When he finally achieves his goal, and surveys the fruits of his extensive labors, he is struck by a sudden and sobering realization: He had built the perfect resort at the perfectly worst time.

“Pondering it all, he began to see vaguely now, in 1927, what he would see sharply in the early 1930s: that the entire ‘resort-hotel business’ was changing, and much of it would be lost; that with all love and devotion he had built his ‘perfect inn’ at exactly the worst possible time, as if one should triumphantly set up shop as epic poet just when the prose novel was ousting the hexameter, perhaps forever.”

What Myron Weagle would eventually figure out was that the resort industry had evolved while he was busy planning and building his perfect hotel, and by the time he had completed it, the American vacation had changed. There were two major factors in the change, he learned, the automobile and the game of golf.
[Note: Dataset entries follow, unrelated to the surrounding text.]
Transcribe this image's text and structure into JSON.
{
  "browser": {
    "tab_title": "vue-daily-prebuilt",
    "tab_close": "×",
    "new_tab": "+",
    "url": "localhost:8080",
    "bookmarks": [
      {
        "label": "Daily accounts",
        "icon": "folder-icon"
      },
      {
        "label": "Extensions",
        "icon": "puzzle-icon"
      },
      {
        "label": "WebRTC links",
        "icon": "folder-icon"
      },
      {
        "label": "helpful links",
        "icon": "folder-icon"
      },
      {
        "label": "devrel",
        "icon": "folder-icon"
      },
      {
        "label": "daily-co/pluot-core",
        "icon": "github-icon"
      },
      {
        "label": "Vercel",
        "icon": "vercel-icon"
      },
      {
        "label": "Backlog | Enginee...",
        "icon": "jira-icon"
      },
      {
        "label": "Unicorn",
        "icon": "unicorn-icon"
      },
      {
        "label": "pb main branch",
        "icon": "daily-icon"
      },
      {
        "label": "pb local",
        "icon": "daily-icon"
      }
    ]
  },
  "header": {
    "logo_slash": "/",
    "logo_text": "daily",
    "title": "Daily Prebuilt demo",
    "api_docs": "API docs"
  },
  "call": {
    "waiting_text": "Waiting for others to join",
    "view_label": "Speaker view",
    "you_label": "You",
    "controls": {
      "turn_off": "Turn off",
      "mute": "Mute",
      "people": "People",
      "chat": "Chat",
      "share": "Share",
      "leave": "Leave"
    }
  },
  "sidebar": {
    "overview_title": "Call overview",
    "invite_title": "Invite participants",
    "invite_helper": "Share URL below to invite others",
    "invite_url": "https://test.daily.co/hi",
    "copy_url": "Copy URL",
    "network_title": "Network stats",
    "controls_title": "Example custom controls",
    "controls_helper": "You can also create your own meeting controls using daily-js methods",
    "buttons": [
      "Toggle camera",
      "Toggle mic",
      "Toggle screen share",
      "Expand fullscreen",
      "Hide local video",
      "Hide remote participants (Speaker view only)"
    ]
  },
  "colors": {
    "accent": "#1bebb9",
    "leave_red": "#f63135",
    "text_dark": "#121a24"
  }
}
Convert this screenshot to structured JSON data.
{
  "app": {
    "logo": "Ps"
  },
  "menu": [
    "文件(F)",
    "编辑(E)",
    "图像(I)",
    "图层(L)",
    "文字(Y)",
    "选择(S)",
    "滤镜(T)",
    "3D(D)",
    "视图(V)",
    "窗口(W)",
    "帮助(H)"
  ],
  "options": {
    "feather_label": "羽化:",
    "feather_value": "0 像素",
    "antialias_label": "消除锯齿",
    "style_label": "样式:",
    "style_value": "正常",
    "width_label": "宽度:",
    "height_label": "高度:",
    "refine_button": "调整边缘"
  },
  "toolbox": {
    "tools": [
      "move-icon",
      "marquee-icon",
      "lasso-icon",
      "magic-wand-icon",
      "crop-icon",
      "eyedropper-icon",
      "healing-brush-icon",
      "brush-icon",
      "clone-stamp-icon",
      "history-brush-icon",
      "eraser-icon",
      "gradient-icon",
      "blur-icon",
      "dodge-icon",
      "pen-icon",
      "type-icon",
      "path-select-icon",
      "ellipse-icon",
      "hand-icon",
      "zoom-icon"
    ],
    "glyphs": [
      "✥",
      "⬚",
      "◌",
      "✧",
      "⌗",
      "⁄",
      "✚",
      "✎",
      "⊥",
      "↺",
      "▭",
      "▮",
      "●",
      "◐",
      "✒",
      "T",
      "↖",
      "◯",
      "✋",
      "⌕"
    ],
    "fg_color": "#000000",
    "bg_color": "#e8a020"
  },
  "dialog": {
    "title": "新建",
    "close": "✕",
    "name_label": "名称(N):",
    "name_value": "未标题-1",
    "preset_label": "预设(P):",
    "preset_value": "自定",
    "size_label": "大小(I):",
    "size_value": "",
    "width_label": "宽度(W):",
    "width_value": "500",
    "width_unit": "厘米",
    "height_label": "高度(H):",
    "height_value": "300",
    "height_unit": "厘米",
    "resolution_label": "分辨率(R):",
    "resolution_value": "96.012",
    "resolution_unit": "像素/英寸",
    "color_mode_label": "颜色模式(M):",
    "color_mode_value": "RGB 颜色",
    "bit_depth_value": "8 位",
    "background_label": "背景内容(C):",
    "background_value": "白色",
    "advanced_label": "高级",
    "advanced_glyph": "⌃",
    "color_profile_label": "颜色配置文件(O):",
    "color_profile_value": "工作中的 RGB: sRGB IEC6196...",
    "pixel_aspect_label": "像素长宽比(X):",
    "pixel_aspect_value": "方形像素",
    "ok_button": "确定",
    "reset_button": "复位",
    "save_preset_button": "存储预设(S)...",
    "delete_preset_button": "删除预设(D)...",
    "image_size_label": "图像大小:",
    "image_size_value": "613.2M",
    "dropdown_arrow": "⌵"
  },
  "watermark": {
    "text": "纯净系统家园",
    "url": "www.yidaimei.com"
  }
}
For one thing, as Lewis eloquently points out, the “motor car changed the whole affair, as it changed the whole plan of cities and suburbs. It is not determined, but one may guess, that Benz, Haines, and Henry Ford have altered the world as much as Napoleon, Alexander, and Caesar.

“The new motor tourists spent most of their time in travel, for its own sake, and hotels became to them not centres of amusement, to which they were eager to contribute their own efforts at conviviality, but merely stations for food and beds and gasoline.”

And in addition, Weagle discovers, while vacationers who mainly played tennis or croquet for recreation were perfectly content to play on the same courts or lawn day after day, golfers were different. Most golfers wanted variety, they wanted to play a new course as often as possible, they were always anxious to see what was around the next bend rather than staying in the same place for a prolonged period of time.

What Myron Weagle learned — the hard way — was that the way Americans vacation changes over time, and what appeals to the masses this year will not necessarily appeal to them a year from now, let alone ten years from now.

In the popular 1987 movie, “Dirty Dancing,” the hotel owner, Max Kellerman has made the same discovery, much to his consternation.

“It all seems to be ending,” he says. “You think kids want to come with their parents and take fox-trot lessons? Trips to Europe, that’s what the kids want. Twenty-two countries in three days. It feels like it’s all slipping away.”

Those who have studied the history of the Sullivan County resort industry know the lesson well. The county’s resorts evolved over time, and the way people vacationed in the Silver Age, or that period between roughly 1890 and 1915, bore little resemblance to the way the tourists of the Golden Age (1940 to 1965) spent their time.

Yet, despite the fact that those two periods of tourism prosperity were completely different and were separated by 25 years, the Golden Age could not have happened without the Silver Age. The past always influences, if it doesn’t quite dictate, the future.

So, when Sullivan County’s Golden Age ended around 1965, there was another prolonged transition that led to a period — yet to be named — where hotel rooms were hard to find in the county, but vacation homes were aplenty. This period of about 25 years, when second home tourism predominated, then ran its course, and another transition is now upon us.

The last few years have seen the arrival of the casino and the waterpark and the proliferation of Air B&Bs and boutique hotels, but it is probably still too early to tell where it will lead. As Myron Weagle discovered in Lewis’ novel, when it comes to tourism, change is the only constant.